Towards the close of this year, the economy has begun to show signs of growth and expansion. The IMF has predicted that the Indian Economy would grow at a rate of 7.3% in 2019, surpassing the growth rate of China. The ease of doing business in India has also improved considerably over the years. Despite the expansionary trend and the favourable macroeconomic rates at which the year has begun, there is still the large question of how far these benefit the people of the country. Forbes in one of it’s recent articles stated that though the economy has performed well, the standard of living of the people has remained stagnant.
The economy has in front of it a series of challenges that need to be addressed constructively. The financial sector is at a rather troubled state with a liquidity crunch on the Non-Banking sector and the rising NPAs in the Banking sector. The IMF has stated that though some of the major banks have proven to be resilient, the sector as a whole is vulnerable at this point and is restricting the growth of the economy. The change in the leadership of the RBI is yet to show how these issues are set to be tackled in the coming year.
Another very vital area of concern is the state of agriculture. Grand schemes and waivers have just seemed to put aside the issue for a while and with the coming elections, waivers have become rather common. The huge fiscal deficit that this could create and the failure to address the agrarian crisis can be very costly for the economy.
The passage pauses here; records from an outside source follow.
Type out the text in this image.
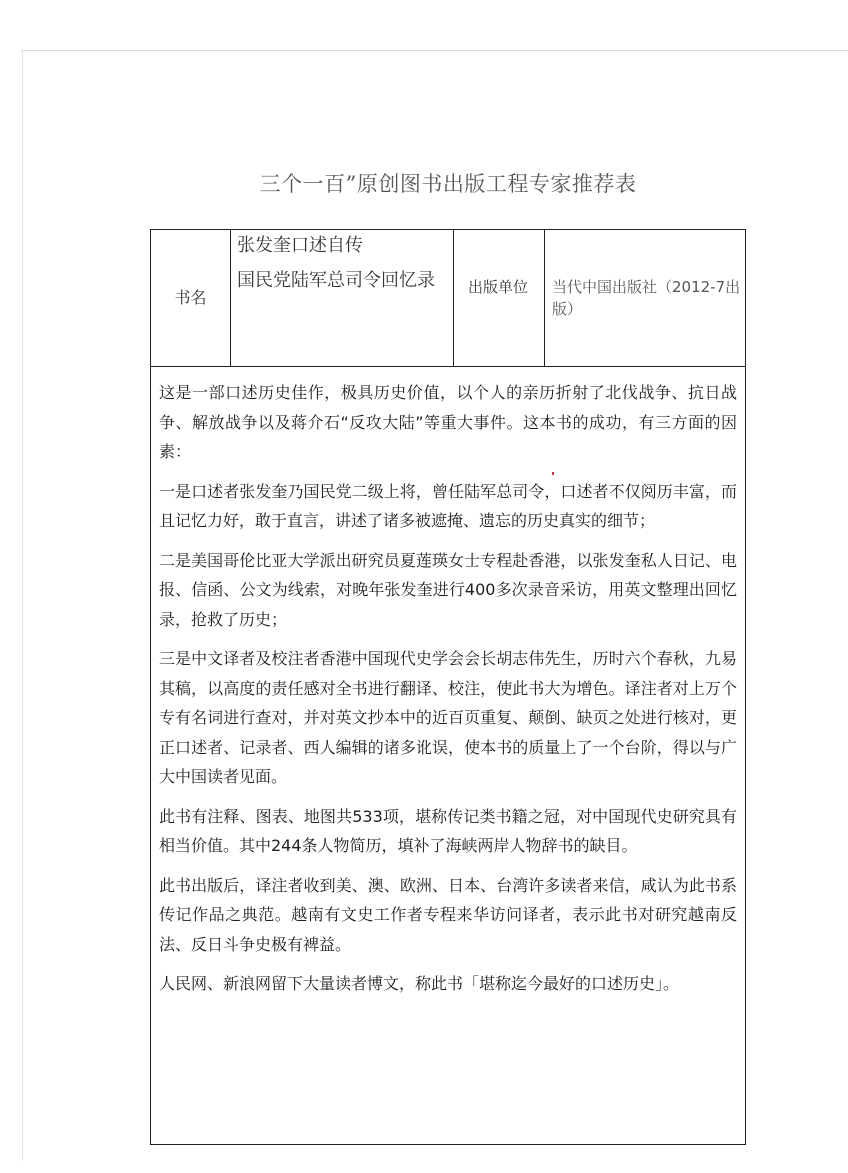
三个一百”原创图书出版工程专家推荐表
书名
张发奎口述自传
国民党陆军总司令回忆录	出版单位	当代中国出版社（2012-7出版）

这是一部口述历史佳作，极具历史价值，以个人的亲历折射了北伐战争、抗日战争、解放战争以及蒋介石“反攻大陆”等重大事件。这本书的成功，有三方面的因素：

一是口述者张发奎乃国民党二级上将，曾任陆军总司令，口述者不仅阅历丰富，而且记忆力好，敢于直言，讲述了诸多被遮掩、遗忘的历史真实的细节；

二是美国哥伦比亚大学派出研究员夏莲瑛女士专程赴香港，以张发奎私人日记、电报、信函、公文为线索，对晚年张发奎进行400多次录音采访，用英文整理出回忆录，抢救了历史；

三是中文译者及校注者香港中国现代史学会会长胡志伟先生，历时六个春秋，九易其稿，以高度的责任感对全书进行翻译、校注，使此书大为增色。译注者对上万个专有名词进行查对，并对英文抄本中的近百页重复、颠倒、缺页之处进行核对，更正口述者、记录者、西人编辑的诸多讹误，使本书的质量上了一个台阶，得以与广大中国读者见面。

此书有注释、图表、地图共533项，堪称传记类书籍之冠，对中国现代史研究具有相当价值。其中244条人物简历，填补了海峡两岸人物辞书的缺目。

此书出版后，译注者收到美、澳、欧洲、日本、台湾许多读者来信，咸认为此书系传记作品之典范。越南有文史工作者专程来华访问译者，表示此书对研究越南反法、反日斗争史极有裨益。

人民网、新浪网留下大量读者博文，称此书「堪称迄今最好的口述历史」。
Agriculture being the biggest employer is in troubled waters with fluctuations in monsoons and the falling food inflation. 2019 shouldn’t be yet another year of distress for the Indian farmers.
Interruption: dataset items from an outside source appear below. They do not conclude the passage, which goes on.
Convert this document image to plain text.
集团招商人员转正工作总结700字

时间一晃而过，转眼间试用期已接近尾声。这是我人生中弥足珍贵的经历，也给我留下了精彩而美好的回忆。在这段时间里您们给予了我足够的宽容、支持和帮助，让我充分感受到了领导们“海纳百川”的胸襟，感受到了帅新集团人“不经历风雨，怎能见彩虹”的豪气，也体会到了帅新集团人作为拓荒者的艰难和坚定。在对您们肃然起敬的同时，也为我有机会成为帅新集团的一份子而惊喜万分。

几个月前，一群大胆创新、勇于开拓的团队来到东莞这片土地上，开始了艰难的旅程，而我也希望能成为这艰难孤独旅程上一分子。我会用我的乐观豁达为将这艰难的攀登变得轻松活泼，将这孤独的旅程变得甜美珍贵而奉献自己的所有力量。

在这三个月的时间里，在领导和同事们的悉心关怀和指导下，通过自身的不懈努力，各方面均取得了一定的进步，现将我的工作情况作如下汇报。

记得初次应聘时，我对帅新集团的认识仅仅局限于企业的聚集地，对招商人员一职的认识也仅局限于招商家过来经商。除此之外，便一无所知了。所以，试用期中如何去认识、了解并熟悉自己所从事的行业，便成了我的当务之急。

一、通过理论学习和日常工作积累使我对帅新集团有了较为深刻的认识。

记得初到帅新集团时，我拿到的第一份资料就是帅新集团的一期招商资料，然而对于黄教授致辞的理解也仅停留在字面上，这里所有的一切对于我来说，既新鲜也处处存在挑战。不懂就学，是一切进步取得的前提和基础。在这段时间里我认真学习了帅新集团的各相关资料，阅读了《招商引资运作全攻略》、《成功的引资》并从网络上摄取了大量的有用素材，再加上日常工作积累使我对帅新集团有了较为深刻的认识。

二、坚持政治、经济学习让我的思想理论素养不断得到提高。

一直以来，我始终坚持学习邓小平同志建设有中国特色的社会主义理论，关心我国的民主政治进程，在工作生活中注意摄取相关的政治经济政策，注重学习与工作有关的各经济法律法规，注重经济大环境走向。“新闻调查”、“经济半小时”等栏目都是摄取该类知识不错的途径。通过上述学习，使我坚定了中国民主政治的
Coming to the area of employment, we are facing an increasing trend in educated unemployment. Skill development is yet another challenge. With the population in the working age expanding, there is a need to generate employment as well suitable skills to reap the benefits of this demographic dividend. The business sector may also see tightening in the credit supply as Moody’s has predicted that the cost of borrowing would increase during this year. This can further the constraints of the small industries that have been severely affected by the implementation of GST.
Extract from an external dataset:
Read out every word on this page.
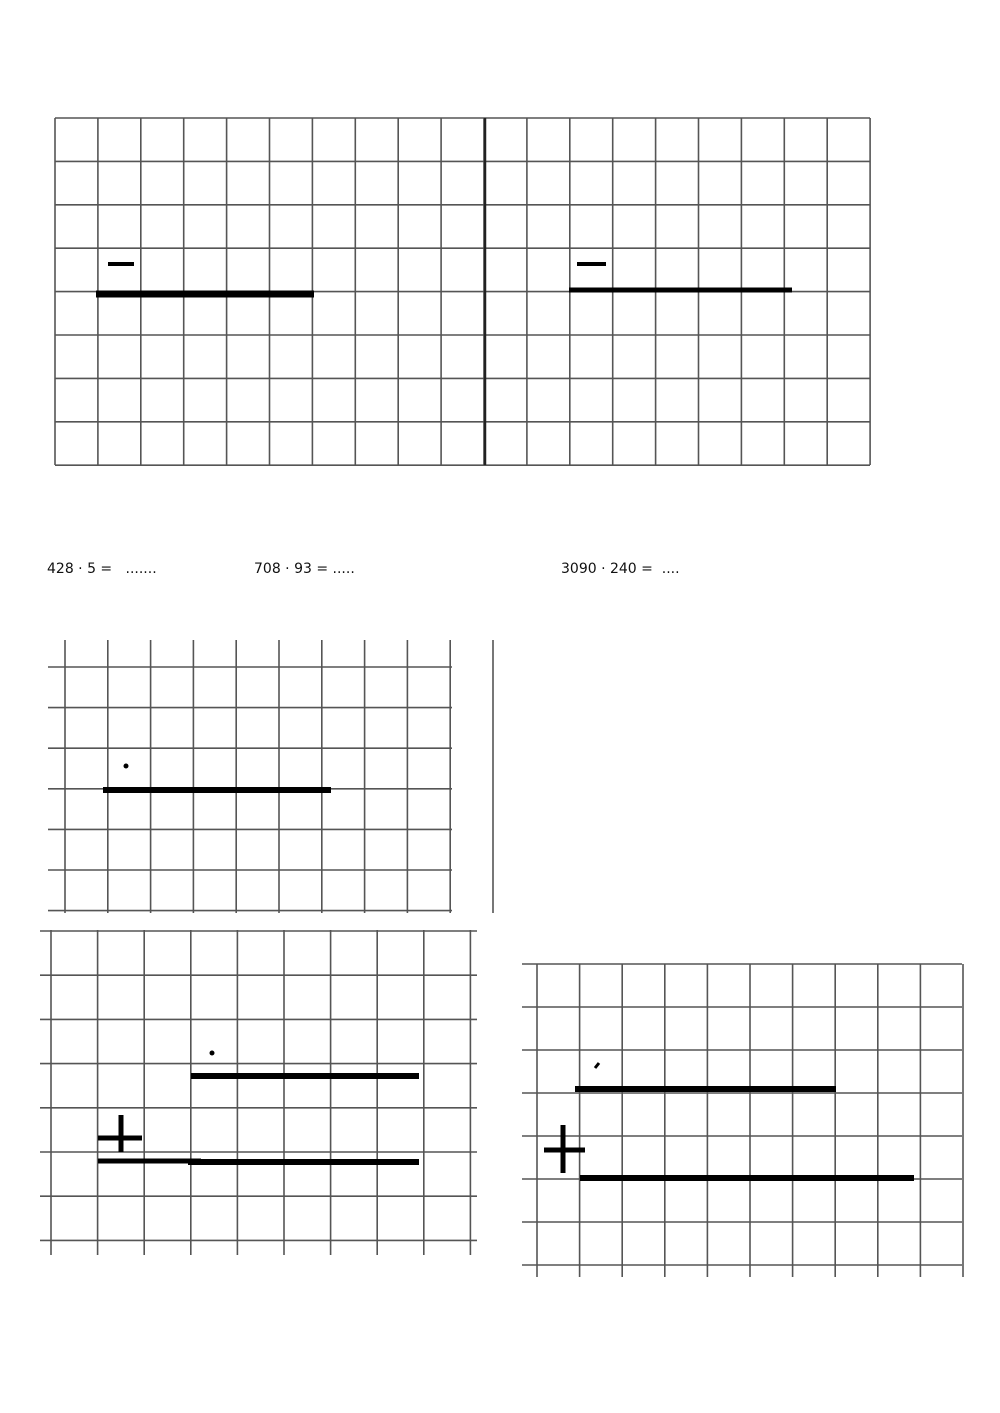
428 · 5 =   .......	708 · 93 = .....	3090 · 240 =  ....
On a positive note, the prospects seem to be better for the IT sector, a sector that has remained stagnant for the past 3 years. NASSCOM has estimated that this sector would grow at 9% in the last quarter of the 2018-19. Supportive domestic policies that remove barriers can bring about both a growth in employment and domestic revenues. The benefits from the single tax regime under the GST is yet to be felt and is long anticipated. Conducive policy environment is essential for producing sustainable growth in the coming year. The government will have to make interventions with its priorities well organised to favour the people in order to address the concerns of improving their standard of living.
The Parliamentary Elections of 2019 is bound to be the star of this year. With so many expectations surrounding it and the uncertainty of the results, this would be one of the factors influencing and influenced by the performance of the economy. The present government is making a lot of efforts to end their term on a good note in economic terms. The leadership that would come to power in the future does have ahead of it a series of issues that need to be addressed. With the play of politics and the problems ahead, the prospects for the future are mixed and uncertain. We will have to go through this year to know for sure.